Notably, the analytical domain of developing and validating risk prediction models could be improved since most studies in our review were considered to carry a high risk of bias. This high risk of bias was mainly due to the selection of predictors, handling of missing data, corrections for optimism and overfitting, and incomplete performance measures. In addition, the reporting of the development and validation of the prediction models showed room for improvement, and the various means of reporting practices often hindered proper bias assessment. Currently, there is a standard for reporting available, i.e., the Transparent Reporting of a multivariable prediction model for Individual Prognosis Or Diagnosis (TRIPOD) [65, 66], and following this set of reporting guidelines should improve the quality of reporting of studies developing/validating/updating predictive models. Yet prediction model studies arising after the publication of the TRIPOD statement remain poorly conducted and poorly reported [67], in the present literature review, just one study mentioned to have followed the guidelines during model development and validation [26]. With the increasing need for efficient use of risk prediction models in clinical decision making, there urgently needs to be greater research efforts into optimising the ease of use of and adherence to the reporting guidelines.

Evidence synthesis of risk prediction models plays a key role in interpretating their potential applicability and generalisability across different settings and populations. In this regard, compared to the established non-modifiable BC-related risk factors, such as family history, genetic, reproductive and hormonal risk factors, and pre-existing breast-related diseases, lifestyle risk factors might provide an avenue for BC risk models that may motivate lifestyle change at an individual level, even though at present the added value of integrating them remain unanswered. Likewise, in this study, the retrieved estimates of RR for lifestyle risk factors could not be summarised into a weighted “meta-analysed” average, because of substantial heterogeneity across risk models concerning the predicting variables included as well as underlying model assumptions. Further studies are therefore warranted to evaluate whether employing lifestyle risk factors beyond the classical risk factors are valuable for the identification of individuals at risk for incident BC, and subsequently contribute to improved prevention through participation in screening and lifestyle programmes at the individual level.

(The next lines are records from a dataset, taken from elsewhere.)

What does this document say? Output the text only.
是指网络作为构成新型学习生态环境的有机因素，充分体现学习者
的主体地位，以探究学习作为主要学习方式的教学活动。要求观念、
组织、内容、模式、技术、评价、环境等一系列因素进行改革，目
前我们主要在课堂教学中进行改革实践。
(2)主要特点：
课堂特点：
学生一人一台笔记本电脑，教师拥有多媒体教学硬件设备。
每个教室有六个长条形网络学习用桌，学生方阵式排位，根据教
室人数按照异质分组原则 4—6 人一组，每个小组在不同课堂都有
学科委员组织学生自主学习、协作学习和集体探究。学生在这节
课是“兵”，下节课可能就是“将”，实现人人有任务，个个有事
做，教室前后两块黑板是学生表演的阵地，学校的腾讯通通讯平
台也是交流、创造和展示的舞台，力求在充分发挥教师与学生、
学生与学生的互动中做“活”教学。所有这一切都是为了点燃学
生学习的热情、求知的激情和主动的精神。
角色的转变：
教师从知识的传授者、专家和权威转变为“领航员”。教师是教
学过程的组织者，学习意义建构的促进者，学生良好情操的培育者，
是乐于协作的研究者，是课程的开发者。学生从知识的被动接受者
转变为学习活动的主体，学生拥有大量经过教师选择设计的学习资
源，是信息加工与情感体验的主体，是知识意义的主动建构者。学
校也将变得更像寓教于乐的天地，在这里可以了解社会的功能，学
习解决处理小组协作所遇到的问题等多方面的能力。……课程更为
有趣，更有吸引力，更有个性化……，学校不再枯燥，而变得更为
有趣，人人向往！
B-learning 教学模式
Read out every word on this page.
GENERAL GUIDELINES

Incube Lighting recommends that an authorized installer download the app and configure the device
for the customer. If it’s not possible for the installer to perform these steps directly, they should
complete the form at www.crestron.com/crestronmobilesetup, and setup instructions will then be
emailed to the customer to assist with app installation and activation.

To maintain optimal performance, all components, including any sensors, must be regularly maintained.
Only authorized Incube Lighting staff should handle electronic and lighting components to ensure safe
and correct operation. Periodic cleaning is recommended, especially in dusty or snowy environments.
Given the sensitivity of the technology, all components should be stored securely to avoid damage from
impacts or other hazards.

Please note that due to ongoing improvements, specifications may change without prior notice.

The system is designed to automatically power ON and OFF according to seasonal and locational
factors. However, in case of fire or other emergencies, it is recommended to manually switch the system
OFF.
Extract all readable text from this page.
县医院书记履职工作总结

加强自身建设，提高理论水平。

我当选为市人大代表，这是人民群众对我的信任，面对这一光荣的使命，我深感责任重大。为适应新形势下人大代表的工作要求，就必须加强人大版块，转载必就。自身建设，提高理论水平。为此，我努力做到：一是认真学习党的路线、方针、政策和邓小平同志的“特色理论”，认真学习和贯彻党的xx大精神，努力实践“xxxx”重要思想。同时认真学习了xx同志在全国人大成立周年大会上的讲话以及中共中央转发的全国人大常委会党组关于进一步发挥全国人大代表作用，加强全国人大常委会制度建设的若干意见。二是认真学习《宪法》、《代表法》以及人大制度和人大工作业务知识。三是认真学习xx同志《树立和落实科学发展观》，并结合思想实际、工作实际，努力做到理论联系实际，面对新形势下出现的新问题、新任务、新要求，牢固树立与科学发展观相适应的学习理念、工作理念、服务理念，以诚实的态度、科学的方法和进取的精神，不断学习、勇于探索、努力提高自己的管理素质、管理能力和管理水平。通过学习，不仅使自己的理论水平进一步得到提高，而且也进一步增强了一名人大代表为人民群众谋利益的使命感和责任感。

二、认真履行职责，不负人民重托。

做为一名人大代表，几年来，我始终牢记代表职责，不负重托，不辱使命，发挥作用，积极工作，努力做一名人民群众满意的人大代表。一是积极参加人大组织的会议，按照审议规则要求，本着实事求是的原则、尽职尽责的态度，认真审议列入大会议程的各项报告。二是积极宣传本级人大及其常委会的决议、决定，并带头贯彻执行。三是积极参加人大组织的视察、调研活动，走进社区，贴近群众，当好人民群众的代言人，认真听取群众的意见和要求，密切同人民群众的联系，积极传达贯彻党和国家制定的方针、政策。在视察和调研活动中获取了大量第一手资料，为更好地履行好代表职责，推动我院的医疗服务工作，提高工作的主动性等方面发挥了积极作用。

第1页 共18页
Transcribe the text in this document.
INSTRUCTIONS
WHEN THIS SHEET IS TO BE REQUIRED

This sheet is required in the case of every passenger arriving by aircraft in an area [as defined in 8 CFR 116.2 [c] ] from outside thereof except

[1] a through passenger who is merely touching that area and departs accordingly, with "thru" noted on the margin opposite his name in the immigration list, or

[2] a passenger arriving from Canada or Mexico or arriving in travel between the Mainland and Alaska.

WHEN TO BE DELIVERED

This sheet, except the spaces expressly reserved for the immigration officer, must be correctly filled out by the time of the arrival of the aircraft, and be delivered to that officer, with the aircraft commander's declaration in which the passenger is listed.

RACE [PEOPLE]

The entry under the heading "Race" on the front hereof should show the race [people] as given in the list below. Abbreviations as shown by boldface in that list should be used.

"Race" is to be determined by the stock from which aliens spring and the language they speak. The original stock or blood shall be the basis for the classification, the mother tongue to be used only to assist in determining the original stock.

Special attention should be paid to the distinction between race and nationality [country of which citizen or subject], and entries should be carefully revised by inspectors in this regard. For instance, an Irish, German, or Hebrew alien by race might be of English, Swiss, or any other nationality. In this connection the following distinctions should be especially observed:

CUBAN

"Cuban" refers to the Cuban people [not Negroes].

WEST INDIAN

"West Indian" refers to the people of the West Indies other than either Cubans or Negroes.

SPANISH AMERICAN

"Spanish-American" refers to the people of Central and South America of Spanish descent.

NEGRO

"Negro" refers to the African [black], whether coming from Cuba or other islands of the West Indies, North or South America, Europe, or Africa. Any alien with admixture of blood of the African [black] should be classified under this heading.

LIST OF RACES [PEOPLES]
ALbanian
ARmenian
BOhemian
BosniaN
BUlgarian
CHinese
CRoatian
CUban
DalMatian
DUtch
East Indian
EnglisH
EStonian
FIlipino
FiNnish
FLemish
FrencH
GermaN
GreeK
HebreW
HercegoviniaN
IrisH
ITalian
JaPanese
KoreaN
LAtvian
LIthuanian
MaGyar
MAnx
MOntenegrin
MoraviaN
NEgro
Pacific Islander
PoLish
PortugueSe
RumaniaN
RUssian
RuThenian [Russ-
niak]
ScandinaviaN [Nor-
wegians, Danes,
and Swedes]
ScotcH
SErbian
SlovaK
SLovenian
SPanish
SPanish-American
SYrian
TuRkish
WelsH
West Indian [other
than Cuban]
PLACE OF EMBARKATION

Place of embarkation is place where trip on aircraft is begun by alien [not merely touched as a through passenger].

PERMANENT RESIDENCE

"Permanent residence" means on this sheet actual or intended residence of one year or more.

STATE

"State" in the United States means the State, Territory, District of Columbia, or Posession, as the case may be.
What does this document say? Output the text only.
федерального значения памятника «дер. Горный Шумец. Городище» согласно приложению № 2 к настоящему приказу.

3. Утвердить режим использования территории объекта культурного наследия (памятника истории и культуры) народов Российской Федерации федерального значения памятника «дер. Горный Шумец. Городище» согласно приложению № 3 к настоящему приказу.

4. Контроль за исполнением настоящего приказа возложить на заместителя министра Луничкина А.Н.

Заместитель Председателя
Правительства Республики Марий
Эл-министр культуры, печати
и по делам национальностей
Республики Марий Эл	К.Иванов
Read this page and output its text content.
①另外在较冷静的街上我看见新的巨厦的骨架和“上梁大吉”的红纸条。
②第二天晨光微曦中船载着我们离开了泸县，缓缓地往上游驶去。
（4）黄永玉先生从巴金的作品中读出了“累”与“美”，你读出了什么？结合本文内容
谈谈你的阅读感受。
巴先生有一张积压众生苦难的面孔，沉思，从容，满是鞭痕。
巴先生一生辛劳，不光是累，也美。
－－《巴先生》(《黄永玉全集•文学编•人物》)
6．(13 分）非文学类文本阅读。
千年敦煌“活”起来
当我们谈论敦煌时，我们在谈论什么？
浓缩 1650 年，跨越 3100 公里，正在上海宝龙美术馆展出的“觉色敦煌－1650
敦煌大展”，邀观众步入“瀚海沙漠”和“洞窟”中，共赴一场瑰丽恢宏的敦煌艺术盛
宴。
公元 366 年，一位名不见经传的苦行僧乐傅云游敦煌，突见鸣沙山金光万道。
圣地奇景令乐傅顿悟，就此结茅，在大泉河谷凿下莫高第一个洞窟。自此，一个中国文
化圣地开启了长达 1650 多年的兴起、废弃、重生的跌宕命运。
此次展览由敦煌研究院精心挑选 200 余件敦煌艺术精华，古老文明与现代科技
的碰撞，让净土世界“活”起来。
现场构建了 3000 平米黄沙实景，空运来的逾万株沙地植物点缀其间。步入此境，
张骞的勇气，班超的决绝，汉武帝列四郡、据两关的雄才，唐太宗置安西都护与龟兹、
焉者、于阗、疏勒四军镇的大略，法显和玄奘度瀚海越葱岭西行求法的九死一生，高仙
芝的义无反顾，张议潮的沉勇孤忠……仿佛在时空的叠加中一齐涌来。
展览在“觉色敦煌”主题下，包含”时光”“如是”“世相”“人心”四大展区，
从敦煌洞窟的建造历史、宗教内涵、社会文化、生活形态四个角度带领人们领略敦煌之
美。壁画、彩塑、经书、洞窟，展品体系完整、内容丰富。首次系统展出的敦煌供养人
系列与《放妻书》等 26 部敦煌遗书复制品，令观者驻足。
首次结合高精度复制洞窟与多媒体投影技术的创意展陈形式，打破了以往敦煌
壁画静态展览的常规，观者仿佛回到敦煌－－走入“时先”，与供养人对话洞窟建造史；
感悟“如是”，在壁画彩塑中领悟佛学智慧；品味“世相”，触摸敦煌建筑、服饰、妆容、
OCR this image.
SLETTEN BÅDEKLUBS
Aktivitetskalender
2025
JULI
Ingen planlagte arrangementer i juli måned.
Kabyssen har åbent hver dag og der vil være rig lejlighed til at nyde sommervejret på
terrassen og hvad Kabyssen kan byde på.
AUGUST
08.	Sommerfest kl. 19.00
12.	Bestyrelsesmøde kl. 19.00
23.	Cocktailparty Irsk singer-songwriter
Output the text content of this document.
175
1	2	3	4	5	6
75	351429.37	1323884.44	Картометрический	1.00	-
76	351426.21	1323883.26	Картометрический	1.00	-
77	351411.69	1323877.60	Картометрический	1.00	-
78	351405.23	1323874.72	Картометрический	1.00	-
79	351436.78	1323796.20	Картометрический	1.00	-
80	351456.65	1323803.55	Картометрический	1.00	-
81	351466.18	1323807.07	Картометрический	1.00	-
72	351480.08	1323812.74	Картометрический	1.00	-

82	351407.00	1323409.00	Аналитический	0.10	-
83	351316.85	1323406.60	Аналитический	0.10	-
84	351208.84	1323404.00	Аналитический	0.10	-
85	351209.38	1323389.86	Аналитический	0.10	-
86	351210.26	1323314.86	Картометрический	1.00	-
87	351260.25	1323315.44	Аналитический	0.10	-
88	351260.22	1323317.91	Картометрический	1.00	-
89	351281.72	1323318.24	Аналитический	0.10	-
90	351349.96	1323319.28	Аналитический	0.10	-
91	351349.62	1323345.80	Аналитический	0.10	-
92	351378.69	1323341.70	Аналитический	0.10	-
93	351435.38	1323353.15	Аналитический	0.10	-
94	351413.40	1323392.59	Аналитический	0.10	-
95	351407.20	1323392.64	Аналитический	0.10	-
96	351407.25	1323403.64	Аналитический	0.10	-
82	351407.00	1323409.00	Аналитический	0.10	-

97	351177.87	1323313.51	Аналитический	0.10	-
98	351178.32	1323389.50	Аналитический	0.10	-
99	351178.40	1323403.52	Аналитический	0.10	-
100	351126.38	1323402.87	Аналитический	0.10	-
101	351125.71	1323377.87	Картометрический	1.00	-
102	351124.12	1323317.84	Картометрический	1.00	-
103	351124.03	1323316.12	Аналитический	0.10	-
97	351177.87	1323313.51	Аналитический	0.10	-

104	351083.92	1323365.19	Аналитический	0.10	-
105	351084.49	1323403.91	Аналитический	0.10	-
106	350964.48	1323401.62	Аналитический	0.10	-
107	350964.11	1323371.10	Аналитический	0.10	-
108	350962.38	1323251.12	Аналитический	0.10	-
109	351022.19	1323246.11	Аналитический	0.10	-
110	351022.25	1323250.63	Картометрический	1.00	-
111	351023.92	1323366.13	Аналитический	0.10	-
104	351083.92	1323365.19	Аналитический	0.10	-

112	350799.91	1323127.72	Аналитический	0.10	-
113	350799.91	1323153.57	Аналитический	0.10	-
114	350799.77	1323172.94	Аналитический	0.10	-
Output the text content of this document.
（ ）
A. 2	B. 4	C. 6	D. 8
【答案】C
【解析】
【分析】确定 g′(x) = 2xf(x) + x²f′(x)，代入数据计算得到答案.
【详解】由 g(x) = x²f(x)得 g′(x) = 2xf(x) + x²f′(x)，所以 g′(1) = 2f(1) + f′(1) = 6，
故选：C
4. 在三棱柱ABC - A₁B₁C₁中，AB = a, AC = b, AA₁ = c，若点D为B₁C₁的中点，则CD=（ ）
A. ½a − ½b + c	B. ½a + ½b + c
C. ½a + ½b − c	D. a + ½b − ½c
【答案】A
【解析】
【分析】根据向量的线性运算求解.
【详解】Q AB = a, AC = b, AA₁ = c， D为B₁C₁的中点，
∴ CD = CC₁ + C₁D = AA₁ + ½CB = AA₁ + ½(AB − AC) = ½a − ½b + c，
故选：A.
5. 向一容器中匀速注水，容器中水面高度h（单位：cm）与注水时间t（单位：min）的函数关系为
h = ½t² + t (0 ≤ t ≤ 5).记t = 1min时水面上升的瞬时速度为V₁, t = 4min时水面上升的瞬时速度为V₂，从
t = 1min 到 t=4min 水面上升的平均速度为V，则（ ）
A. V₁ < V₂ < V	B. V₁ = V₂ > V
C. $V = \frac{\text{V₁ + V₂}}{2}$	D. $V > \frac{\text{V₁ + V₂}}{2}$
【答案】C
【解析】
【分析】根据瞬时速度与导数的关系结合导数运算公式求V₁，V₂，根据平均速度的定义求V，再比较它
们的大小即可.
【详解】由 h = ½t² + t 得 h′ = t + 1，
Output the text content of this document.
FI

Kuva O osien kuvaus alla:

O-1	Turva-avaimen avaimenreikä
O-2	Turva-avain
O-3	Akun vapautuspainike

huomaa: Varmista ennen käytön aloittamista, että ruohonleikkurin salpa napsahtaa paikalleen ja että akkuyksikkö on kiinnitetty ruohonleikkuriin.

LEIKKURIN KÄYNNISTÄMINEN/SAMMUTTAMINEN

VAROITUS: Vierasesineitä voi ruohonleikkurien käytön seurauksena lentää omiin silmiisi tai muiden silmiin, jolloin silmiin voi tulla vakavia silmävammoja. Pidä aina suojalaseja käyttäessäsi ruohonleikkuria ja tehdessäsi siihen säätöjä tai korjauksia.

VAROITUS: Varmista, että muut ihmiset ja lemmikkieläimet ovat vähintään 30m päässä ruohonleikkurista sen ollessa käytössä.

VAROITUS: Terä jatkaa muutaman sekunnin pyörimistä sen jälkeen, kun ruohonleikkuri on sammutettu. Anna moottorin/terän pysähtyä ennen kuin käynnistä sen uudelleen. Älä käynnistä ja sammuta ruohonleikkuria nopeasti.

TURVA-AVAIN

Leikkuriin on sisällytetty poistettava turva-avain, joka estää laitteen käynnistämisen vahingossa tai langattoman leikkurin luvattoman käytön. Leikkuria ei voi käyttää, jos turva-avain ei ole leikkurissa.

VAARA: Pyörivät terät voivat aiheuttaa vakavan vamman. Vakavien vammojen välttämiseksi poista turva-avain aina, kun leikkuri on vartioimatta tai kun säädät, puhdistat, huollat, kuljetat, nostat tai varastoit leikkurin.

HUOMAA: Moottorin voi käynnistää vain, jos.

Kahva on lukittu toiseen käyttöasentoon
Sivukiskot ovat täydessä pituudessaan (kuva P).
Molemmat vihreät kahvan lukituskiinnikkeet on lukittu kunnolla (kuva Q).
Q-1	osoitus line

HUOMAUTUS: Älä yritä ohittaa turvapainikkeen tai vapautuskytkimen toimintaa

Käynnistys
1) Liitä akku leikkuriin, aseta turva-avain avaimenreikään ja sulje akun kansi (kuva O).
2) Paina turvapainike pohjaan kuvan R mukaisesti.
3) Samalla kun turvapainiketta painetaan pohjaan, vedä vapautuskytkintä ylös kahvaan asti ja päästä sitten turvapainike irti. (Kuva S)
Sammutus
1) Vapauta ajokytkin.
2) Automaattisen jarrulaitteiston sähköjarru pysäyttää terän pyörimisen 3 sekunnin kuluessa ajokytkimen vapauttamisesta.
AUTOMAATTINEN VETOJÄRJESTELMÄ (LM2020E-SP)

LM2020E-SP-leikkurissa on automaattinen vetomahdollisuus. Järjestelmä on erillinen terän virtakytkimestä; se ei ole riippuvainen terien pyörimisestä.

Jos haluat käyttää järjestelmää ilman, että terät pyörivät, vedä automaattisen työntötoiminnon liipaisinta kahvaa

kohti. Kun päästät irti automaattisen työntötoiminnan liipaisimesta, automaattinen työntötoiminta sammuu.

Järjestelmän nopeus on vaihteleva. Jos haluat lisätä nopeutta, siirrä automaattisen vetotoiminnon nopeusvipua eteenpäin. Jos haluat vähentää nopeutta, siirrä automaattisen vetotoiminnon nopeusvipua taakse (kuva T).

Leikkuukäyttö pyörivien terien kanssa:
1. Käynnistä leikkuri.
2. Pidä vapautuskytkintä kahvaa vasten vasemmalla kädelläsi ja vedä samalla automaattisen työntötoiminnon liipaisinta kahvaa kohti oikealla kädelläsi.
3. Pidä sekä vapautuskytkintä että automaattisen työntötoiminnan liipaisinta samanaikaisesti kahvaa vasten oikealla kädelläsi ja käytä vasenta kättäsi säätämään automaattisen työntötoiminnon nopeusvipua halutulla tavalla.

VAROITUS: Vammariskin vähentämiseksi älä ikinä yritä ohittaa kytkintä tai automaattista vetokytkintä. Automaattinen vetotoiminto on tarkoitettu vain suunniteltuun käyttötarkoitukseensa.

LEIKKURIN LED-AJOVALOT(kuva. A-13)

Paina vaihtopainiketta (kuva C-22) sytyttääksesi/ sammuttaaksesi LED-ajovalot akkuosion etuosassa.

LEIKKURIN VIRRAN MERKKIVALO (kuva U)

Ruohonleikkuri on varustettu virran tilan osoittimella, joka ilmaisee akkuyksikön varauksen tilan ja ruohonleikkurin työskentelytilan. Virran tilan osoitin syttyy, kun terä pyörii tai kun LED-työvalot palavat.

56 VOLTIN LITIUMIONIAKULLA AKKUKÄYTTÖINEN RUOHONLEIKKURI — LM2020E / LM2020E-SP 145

In conclusion, BC is a prevalent disease, and while screening programs exist, they are not infallible. Developing a risk prediction model that estimates an individual's risk of developing BC using readily available risk factors could greatly aid in widen the population coverage of the programmes, while the inclusion of lifestyle factors could help improving model’s performance and serve as intervention targets. Further, an enhanced effective BC risk prediction model should prioritise ensuring methodological quality by using data sources with sufficient sample sizes, applying multiple imputation for missing data, using appropriate variable selection approaches, adjusting for model fitting and optimism, and measuring both calibration and discrimination. This screening approach would help shifting the population towards less prevalent lifestyle risk factors while improving the accuracy and clinical relevance of the model.